There are four Santa Monica measures on the ballot in the election Tuesday, November 7th:

MEASURE U — This measure would amend various existing charter sections.

It would amend and clarify City Charter provisions governing the City’s organizational structure, the City Manager’s authority, departmental directors’ positions and appointments, city attorney Marsha Moutrie says.

The measure would change current personnel policies.

It would clarify the City Council’s power to create and reorganize city departments, Moutrie says.

“The proposed measure [“U”] would replace the requirement of board or commission approval for these particular positions with language providing that the City Manager shall consult with boards and commissions as appropriate concerning the appointment of all department directors,” Moutrie says.

Additionally, this proposed measure would make “nonsubstantive changes.”

MEASURE V — Clean Beaches and Ocean Parcel Tax Act.

Measure “V” would amend the municipal code to adopt the ordinance called the “Clean Beaches and Ocean Parcel Tax Act.”

This act would fund the implementation of part of Santa Monica’s Watershed Management Plan.

The plan proposes urban water runoff management and pollution prevention activities to protect the Santa Monica Bay, beaches and ocean resources and to satisfy federal, state and regional pollution discharge and water quality requirements, city officials say.

This proposed ordinance would establish an annual parcel tax of $84, or $7 per month, for each parcel with one single family detached residence.

The tax money would be deposited into a special fund that would be audited by a Citizens’ Oversight Committee.

The parcel tax would raise annual revenues of about $2.35 million to help fund the Watershed Management Plan.

MEASURE W — Would amend Charter Section XXII of the City Charter (also known as the Taxpayer Protection Amendment of 2000 or the Oaks Initiative) — changing current anti-corruption law.

Proposition “W” would eliminate current protections against corruption through campaign contributions and replace those with protections against the corruptive influence of gifts and employment opportunities, city attorney Moutrie says.

Moutrie says the changes to the current anti-corruption law would “effectuate the ‘clean government’ goals of the Oaks Initiative, while protecting individual rights and opportunities.”

Measure W would exempt campaign contributions, noting they “are subject to separate laws and regulations,” and would establish new restrictions upon receipt of gifts. There would be a $50 limit on gifts from persons doing business with the city.

MEASURE Y — Marijuana Lowest Law Enforcement Priority Policy Ordinance.

Measure Y would make crimes involving the adult (21+), personal use of marijuana the “lowest enforcement priority,” unless its use occurs on public property or someone is driving under the influence.

This measure would also prohibit Santa Monica police from cooperating with state and federal agents on enforcement activities covered by the lowest priority designation and would pro- hibit the city from accepting federal funds for such activities, according to city officials.
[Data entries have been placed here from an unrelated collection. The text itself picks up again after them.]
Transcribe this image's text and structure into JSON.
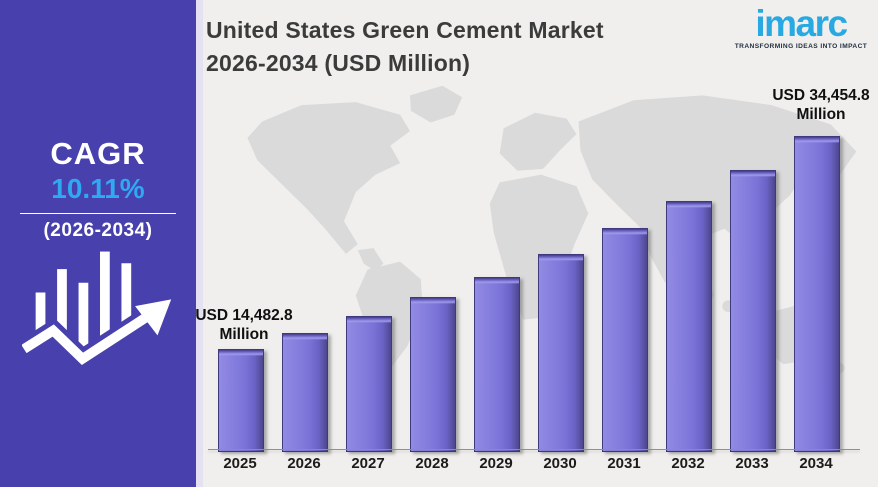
{
  "page": {
    "background": "#F0EFED"
  },
  "sidebar": {
    "background": "#4840AC",
    "cagr_label": "CAGR",
    "cagr_value": "10.11%",
    "cagr_value_color": "#2FA9F1",
    "cagr_period": "(2026-2034)",
    "growth_icon": "bar-chart-with-upward-arrow-icon"
  },
  "header": {
    "title_line1": "United States Green Cement Market",
    "title_line2": "2026-2034 (USD Million)",
    "title_color": "#3B3B3B"
  },
  "logo": {
    "text": "imarc",
    "tagline": "TRANSFORMING IDEAS INTO IMPACT",
    "color": "#29A9E1"
  },
  "chart_data": {
    "type": "bar",
    "title": "United States Green Cement Market 2026-2034 (USD Million)",
    "categories": [
      "2025",
      "2026",
      "2027",
      "2028",
      "2029",
      "2030",
      "2031",
      "2032",
      "2033",
      "2034"
    ],
    "values": [
      14482.8,
      15945.4,
      17557.5,
      19332.6,
      21287.1,
      23439.2,
      25808.9,
      28418.1,
      31291.2,
      34454.8
    ],
    "values_note": "Only 2025 and 2034 carry on-chart labels; intermediate bars estimated from the stated 10.11% CAGR",
    "data_labels": [
      {
        "category": "2025",
        "line1": "USD 14,482.8",
        "line2": "Million"
      },
      {
        "category": "2034",
        "line1": "USD 34,454.8",
        "line2": "Million"
      }
    ],
    "xlabel": "",
    "ylabel": "",
    "ylim": [
      5000,
      36000
    ],
    "grid": false,
    "legend": false,
    "bar_color": "#7C74D8",
    "bar_edge_color": "#3F3A7E",
    "background_motif": "world-map"
  }
}
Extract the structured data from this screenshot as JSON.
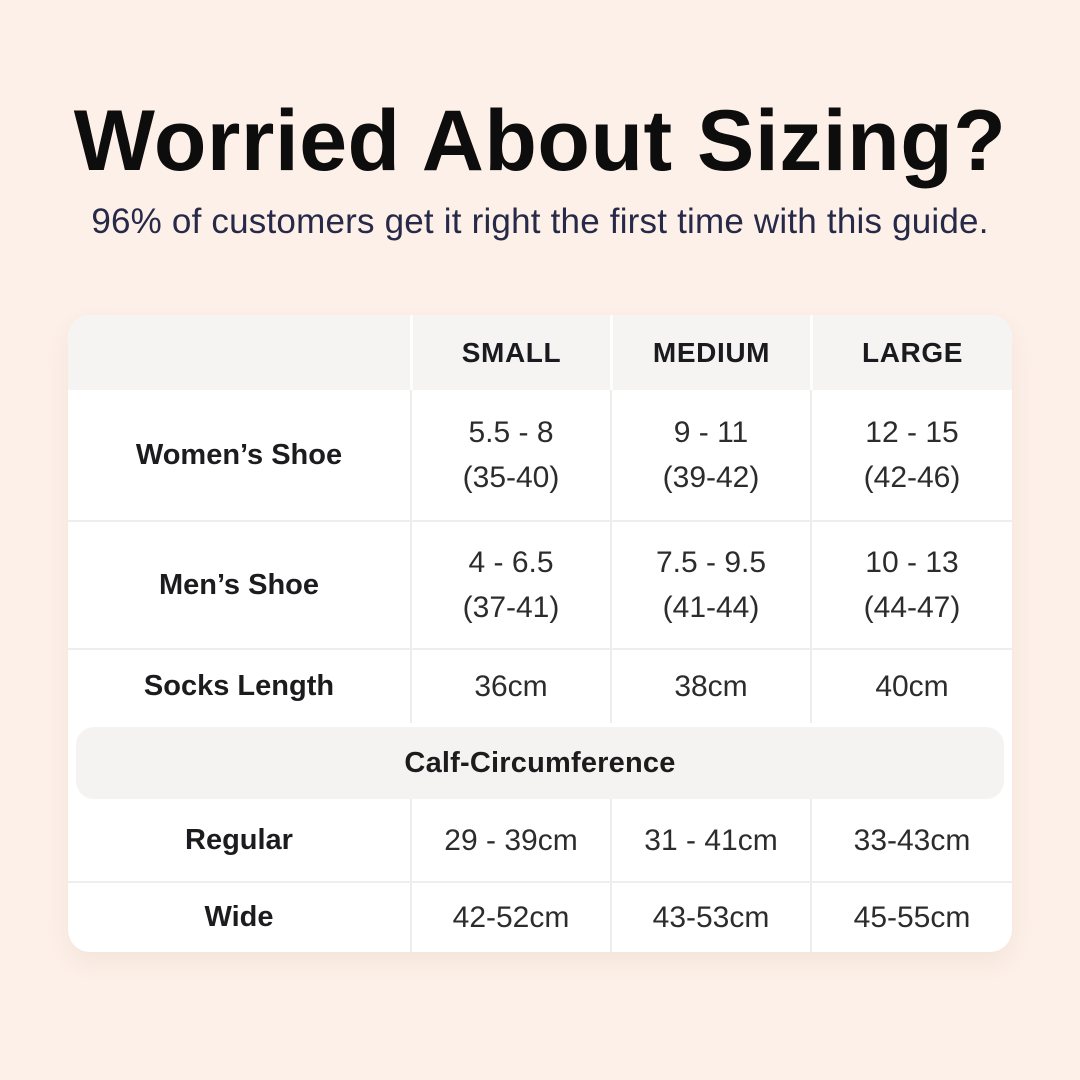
{
  "header": {
    "title": "Worried About Sizing?",
    "subtitle": "96% of customers get it right the first time with this guide."
  },
  "colors": {
    "background": "#fdf0e8",
    "card": "#ffffff",
    "header_band": "#f5f4f2",
    "divider": "#ededeb",
    "title_text": "#0d0d0d",
    "subtitle_text": "#262947",
    "body_text": "#2c2c2c"
  },
  "chart_data": {
    "type": "table",
    "title": "Worried About Sizing?",
    "subtitle": "96% of customers get it right the first time with this guide.",
    "headers": {
      "small": "SMALL",
      "medium": "MEDIUM",
      "large": "LARGE"
    },
    "rows": [
      {
        "label": "Women’s Shoe",
        "small": [
          "5.5 - 8",
          "(35-40)"
        ],
        "medium": [
          "9 - 11",
          "(39-42)"
        ],
        "large": [
          "12 - 15",
          "(42-46)"
        ]
      },
      {
        "label": "Men’s Shoe",
        "small": [
          "4 - 6.5",
          "(37-41)"
        ],
        "medium": [
          "7.5 - 9.5",
          "(41-44)"
        ],
        "large": [
          "10 - 13",
          "(44-47)"
        ]
      },
      {
        "label": "Socks Length",
        "small": "36cm",
        "medium": "38cm",
        "large": "40cm"
      }
    ],
    "section": {
      "title": "Calf-Circumference",
      "rows": [
        {
          "label": "Regular",
          "small": "29 - 39cm",
          "medium": "31 - 41cm",
          "large": "33-43cm"
        },
        {
          "label": "Wide",
          "small": "42-52cm",
          "medium": "43-53cm",
          "large": "45-55cm"
        }
      ]
    }
  }
}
This measure would require: designating special report forms for police officers’ use in documenting individual enforcement actions; requesting information from individual police officers who appear to have violated the lowest priority designation; and receiving grievances from individuals who believe they were subject to law enforcement efforts contrary to the lowest priority designation.

The City Council would also be required to generate two reports a year containing specific statistical information on marijuana enforcement and information on deviations from the lowest priority designation, city officials say.